Tokyo fait valoir qu’il n’a pas eu d’autre choix que de soutenir l’offensive anglo-américaine - et par la suite de déployer un petit contingent en Irak - afin d’éviter l’humiliation d’une contribution purement financière acceptée avec condescendance par ses alliés, comme ce fut le cas lors de la première guerre du Golfe et de garantir sa propre sécurité face aux menaces chinoise et nord-coréenne en démontrant une loyauté sans faille à Washington. Tokyo, qui a retiré ses troupes d’Irak en juillet, maintient ses opérations aériennes de soutien à la force multilatérale depuis le Koweït.
ROMPRE AVEC L’ORDRE DE L’APRÈS-GUERRE
L’administration Clinton avait dédaigné l’allié nippon pour le dialogue avec la Chine. Et Junichiro Koizumi s’est « lové » dans l’étreinte de George Bush. Couplé à cet alignement sans réserve, la « diplomatie querelleuse » de l’ex-premier ministre avec ses voisins chinois et coréen a nui à l’image extérieure du Japon : isolement dans sa région et rebuffades à l’ONU où il brigue un siège de membre permanent du Conseil de sécurité.
Le Japon prend conscience que rester dans l’ombre des Etats-Unis le voue à la passivité. M. Abe entend rompre avec l’ordre de l’après-guerre. En d’autres termes, la « doctrine Yoshida », du nom du premier ministre qui signa le traité de San Francisco (1951) par lequel l’Archipel recouvrait son indépendance. Elle reposait sur deux piliers : l’idéalisme pacifiste de la Constitution et le réalisme du traité de sécurité avec les Etats-Unis.

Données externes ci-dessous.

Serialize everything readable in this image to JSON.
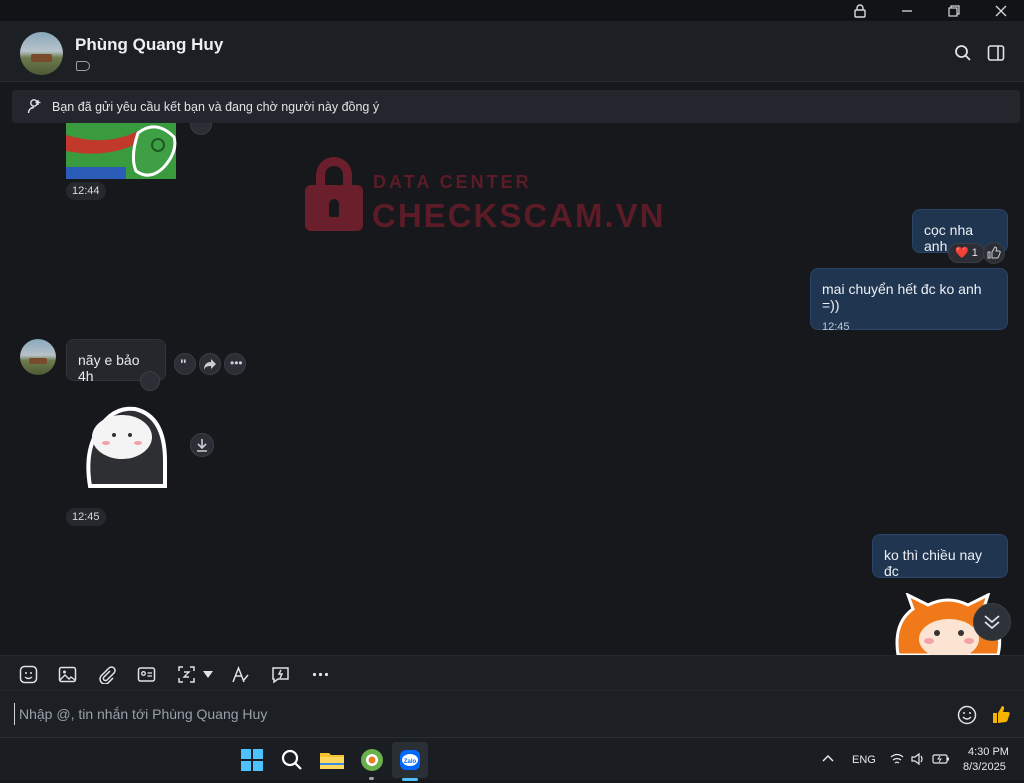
{
  "window": {
    "lock_icon": "lock-icon",
    "minimize_icon": "minimize-icon",
    "restore_icon": "restore-icon",
    "close_icon": "close-icon"
  },
  "header": {
    "contact_name": "Phùng Quang Huy",
    "tag_icon": "tag-icon",
    "search_icon": "search-icon",
    "panel_icon": "sidebar-panel-icon"
  },
  "banner": {
    "text": "Bạn đã gửi yêu cầu kết bạn và đang chờ người này đồng ý",
    "icon": "person-pending-icon"
  },
  "watermark": {
    "line1": "DATA CENTER",
    "line2": "CHECKSCAM.VN"
  },
  "messages": [
    {
      "id": "sticker-frog",
      "side": "in",
      "type": "sticker",
      "time": "12:44"
    },
    {
      "id": "m1",
      "side": "out",
      "text": "cọc nha anh",
      "reaction": {
        "emoji": "❤️",
        "count": "1"
      }
    },
    {
      "id": "m2",
      "side": "out",
      "text": "mai chuyển hết đc ko anh =))",
      "time": "12:45"
    },
    {
      "id": "m3",
      "side": "in",
      "text": "nãy e bảo 4h"
    },
    {
      "id": "sticker-ghost",
      "side": "in",
      "type": "sticker",
      "time": "12:45"
    },
    {
      "id": "m4",
      "side": "out",
      "text": "ko thì chiều nay đc"
    },
    {
      "id": "sticker-fox",
      "side": "out",
      "type": "sticker"
    }
  ],
  "composer": {
    "placeholder": "Nhập @, tin nhắn tới Phùng Quang Huy",
    "tools": [
      "sticker-icon",
      "image-icon",
      "attachment-icon",
      "contact-card-icon",
      "screenshot-icon",
      "text-format-icon",
      "quick-message-icon",
      "more-icon"
    ]
  },
  "taskbar": {
    "language": "ENG",
    "time": "4:30 PM",
    "date": "8/3/2025"
  },
  "colors": {
    "background": "#16181c",
    "outgoing_bubble": "#1f3550",
    "incoming_bubble": "#24272c",
    "watermark": "#6b1f2c"
  }
}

Tokyo cherche à passer d’un « pacifisme passif » à un « pacifisme actif » en se dégageant des contraintes constitutionnelles qu’il s’est imposées en 1947 afin de pouvoir intervenir dans le cadre de missions liées à la sécurité internationale. Des ambitions stratégiques qui ne sont certes pas étrangères à la montée en puissance du voisin chinois. Mais, pour l’instant, en dépit de déclarations intempestives de politiciens attisant un néocolonialisme plus émotionnel que reflétant un militarisme renaissant, le Japon paraît surtout en quête d’une stratégie diplomatique multilatérale plus affirmée.
En se rendant en Europe, M. Abe entend rappeler à ses interlocuteurs, obnubilés par la Chine, que le Japon existe, qu’il s’est dégagé de la stagnation et reste la seconde puissance économique du monde. Mais il veut surtout présenter son pays comme un partenaire politique crédible, partageant avec les Européens des valeurs - en termes de démocratie, de respect des droits, de fonctionnement des institutions internationales - et le souci de faire prévaloir la persuasion et la négociation sur le recours à la force.
Premier chef de gouvernement japonais à se rendre au siège de l’OTAN, M. Abe souhaite une plus grande implication de celle-ci dans les affaires asiatiques et davantage d’actions concertées, comme c’est le cas en Afghanistan, où le Japon poursuit un programme de réinsertion sociale des combattants talibans salué par ses partenaires.